CB2 receptors, or cannabinoid receptor type 2, is an important part of the endocannabinoid system, a biological network of endocannabinoids, receptors, and enzymes with which cannabis interacts. This type of cannabinoid receptor is expressed primarily in cells of the body’s immune system, whereas CB1 receptors are heavily concentrated in the brain and nervous system. It is believed that CB2 receptors may play a role in regulating immune system responses such as inflammation.
“CB2 receptors are one of several types of cannabinoid receptors.”
What are CB2 receptors?
CB2 receptors refer to a specific type of cannabinoid receptor found in the body. These receptors allow us to experience the subjective and therapeutic effects of cannabis by interacting with its compounds, such as THC and CBD. One cannabis terpene, caryophyllene, appears to also interact with CB2 receptors.
CB2 receptors make up one part of what is known as the endocannabinoid system. This endocannabinoid system functions to maintain balance within our bodies—or homeostasis—and involves various enzymes, receptors, and natural cannabis-like compounds called endocannabinoids.

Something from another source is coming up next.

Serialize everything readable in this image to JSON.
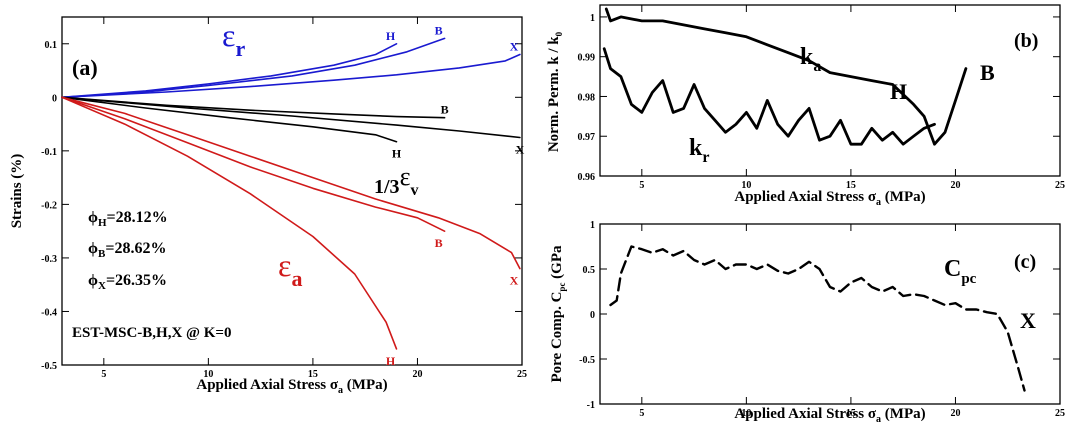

When we consume cannabis, chemical compounds ether the body which interact with CB2 receptors and catalyze effects in the body, such as a reduction in inflammation. Similar in structure to the cannabinoids in cannabis, the body naturally produces compounds called endocannabinoids which also interact with cannabinoid receptors. These endocannabinoids include chemicals like anandamide and 2-AG.
What do CB2 receptors do?
CB2 receptors are believed to play a role in regulating immune signaling and inflammatory responses throughout the body. Some cannabinoids are believed to carry out anti-inflammatory effects via CB2 receptors, whose activation changes the way signals of inflammation are transmitted. Unlike CB1 receptors, which are abundant in the brain and associated with the experience of feeling high, CB2 receptors are more evenly distributed throughout the body in cells of the immune system.

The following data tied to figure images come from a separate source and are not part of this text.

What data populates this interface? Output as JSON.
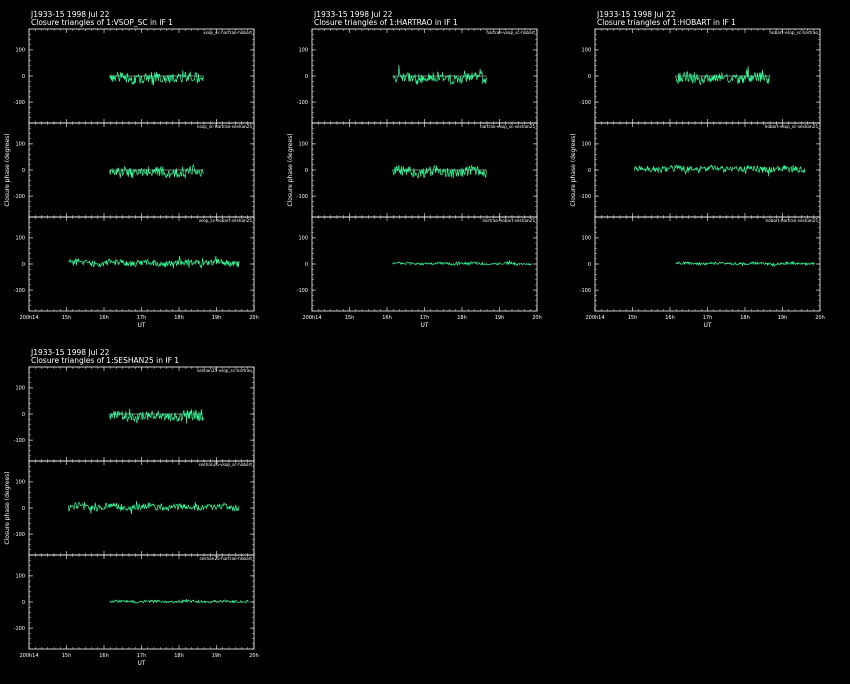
{
  "theme": {
    "background": "#000000",
    "foreground": "#ffffff",
    "trace": "#33ff99"
  },
  "chart_data": [
    {
      "type": "line",
      "title": "J1933-15  1998 Jul 22",
      "subtitle": "Closure triangles of 1:VSOP_SC in IF 1",
      "xlabel": "UT",
      "ylabel": "Closure phase   (degrees)",
      "xticks": [
        "200^h14^",
        "15^h",
        "16^h",
        "17^h",
        "18^h",
        "19^h",
        "20^h"
      ],
      "yticks": [
        "100",
        "0",
        "-100"
      ],
      "xlim": [
        14,
        20
      ],
      "ylim": [
        -180,
        180
      ],
      "panels": [
        {
          "label": "vsop_sc-hartrao-hobart",
          "x_start": 16.15,
          "x_end": 18.65,
          "spread": 24,
          "offset": -8,
          "refline": true
        },
        {
          "label": "vsop_sc-hartrao-seshan25",
          "x_start": 16.15,
          "x_end": 18.65,
          "spread": 24,
          "offset": -8,
          "refline": true
        },
        {
          "label": "vsop_sc-hobart-seshan25",
          "x_start": 15.05,
          "x_end": 19.6,
          "spread": 16,
          "offset": 4,
          "refline": false
        }
      ]
    },
    {
      "type": "line",
      "title": "J1933-15  1998 Jul 22",
      "subtitle": "Closure triangles of 1:HARTRAO in IF 1",
      "xlabel": "UT",
      "ylabel": "Closure phase   (degrees)",
      "xticks": [
        "200^h14^",
        "15^h",
        "16^h",
        "17^h",
        "18^h",
        "19^h",
        "20^h"
      ],
      "yticks": [
        "100",
        "0",
        "-100"
      ],
      "xlim": [
        14,
        20
      ],
      "ylim": [
        -180,
        180
      ],
      "panels": [
        {
          "label": "hartrao-vsop_sc-hobart",
          "x_start": 16.15,
          "x_end": 18.65,
          "spread": 24,
          "offset": -8,
          "refline": true
        },
        {
          "label": "hartrao-vsop_sc-seshan25",
          "x_start": 16.15,
          "x_end": 18.65,
          "spread": 24,
          "offset": -8,
          "refline": true
        },
        {
          "label": "hartrao-hobart-seshan25",
          "x_start": 16.15,
          "x_end": 19.85,
          "spread": 6,
          "offset": 2,
          "refline": false
        }
      ]
    },
    {
      "type": "line",
      "title": "J1933-15  1998 Jul 22",
      "subtitle": "Closure triangles of 1:HOBART in IF 1",
      "xlabel": "UT",
      "ylabel": "Closure phase   (degrees)",
      "xticks": [
        "200^h14^",
        "15^h",
        "16^h",
        "17^h",
        "18^h",
        "19^h",
        "20^h"
      ],
      "yticks": [
        "100",
        "0",
        "-100"
      ],
      "xlim": [
        14,
        20
      ],
      "ylim": [
        -180,
        180
      ],
      "panels": [
        {
          "label": "hobart-vsop_sc-hartrao",
          "x_start": 16.15,
          "x_end": 18.65,
          "spread": 24,
          "offset": -8,
          "refline": true
        },
        {
          "label": "hobart-vsop_sc-seshan25",
          "x_start": 15.05,
          "x_end": 19.6,
          "spread": 16,
          "offset": 4,
          "refline": false
        },
        {
          "label": "hobart-hartrao-seshan25",
          "x_start": 16.15,
          "x_end": 19.85,
          "spread": 6,
          "offset": 2,
          "refline": false
        }
      ]
    },
    {
      "type": "line",
      "title": "J1933-15  1998 Jul 22",
      "subtitle": "Closure triangles of 1:SESHAN25 in IF 1",
      "xlabel": "UT",
      "ylabel": "Closure phase   (degrees)",
      "xticks": [
        "200^h14^",
        "15^h",
        "16^h",
        "17^h",
        "18^h",
        "19^h",
        "20^h"
      ],
      "yticks": [
        "100",
        "0",
        "-100"
      ],
      "xlim": [
        14,
        20
      ],
      "ylim": [
        -180,
        180
      ],
      "panels": [
        {
          "label": "seshan25-vsop_sc-hartrao",
          "x_start": 16.15,
          "x_end": 18.65,
          "spread": 24,
          "offset": -8,
          "refline": true
        },
        {
          "label": "seshan25-vsop_sc-hobart",
          "x_start": 15.05,
          "x_end": 19.6,
          "spread": 16,
          "offset": 4,
          "refline": false
        },
        {
          "label": "seshan25-hartrao-hobart",
          "x_start": 16.15,
          "x_end": 19.85,
          "spread": 6,
          "offset": 2,
          "refline": false
        }
      ]
    }
  ]
}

Contrary to popular belief, CBD does not bind readily to CB2 receptors; CBD demonstrates a weak affinity for CB2. It has a weak affinity for CB1 as well, but CBD does interact with those receptors in non-direct ways by influencing related systems.
The difference between CB1 and CB2 receptors
CB1 and CB2 are the two most well-studied cannabinoid receptor types, though others exist. Both receptor types appear throughout the body but differ somewhat in their local concentration—CB1 receptors appear heavily in the brain, central nervous system, and lungs, while CB2 receptors occur more abundantly in the immune system.

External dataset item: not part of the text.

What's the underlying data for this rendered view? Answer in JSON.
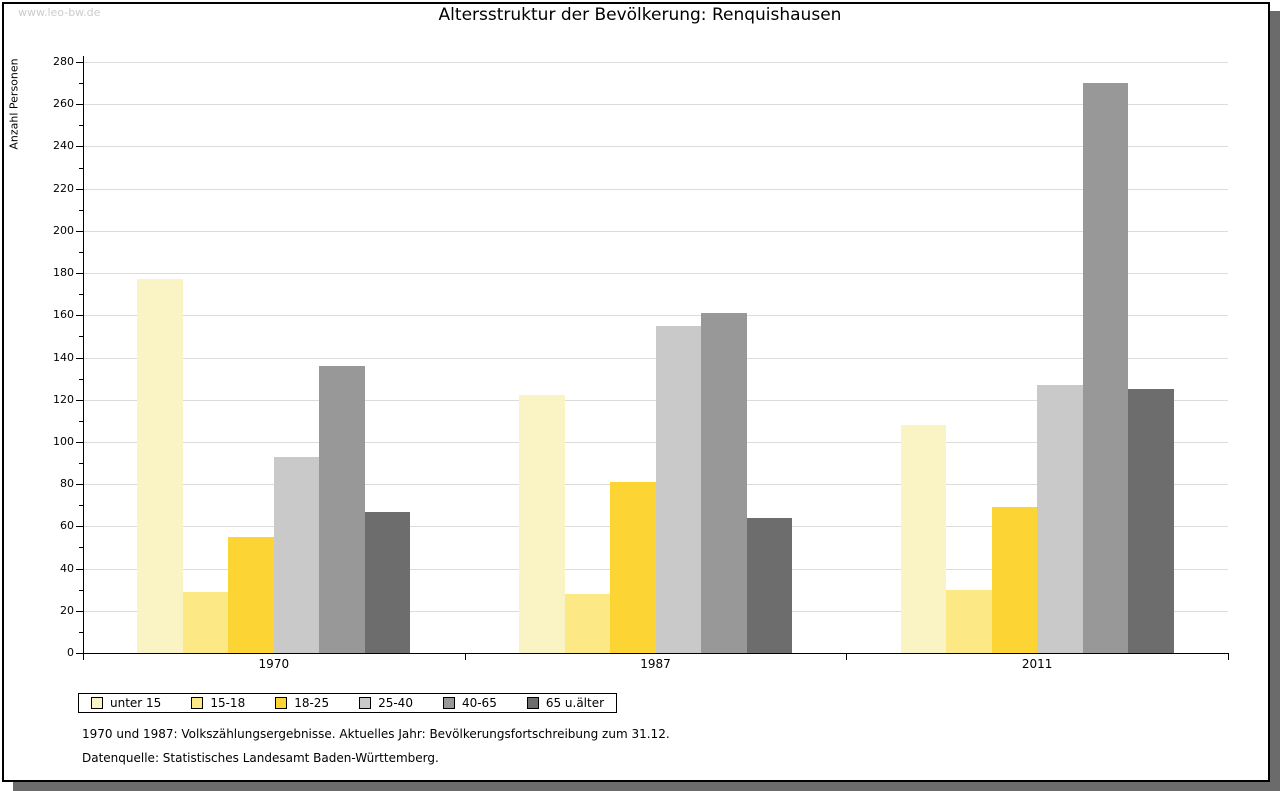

The activation of these two receptor types appear to have different regulatory functions. CB1 receptors seem to play a role in regulating a broad set of homeostatic functions influencing sleep, appetite, memory, mood, and sensory experience, among others. CB2 receptors are believed to be involved in functions pertaining to immune and inflammation signaling.
CB1 and CB2 receptors also differ in structure, which affects the way cannabinoids interact with them. For example, THC binds strongly to CB1 receptors but weakly to CB2 receptors.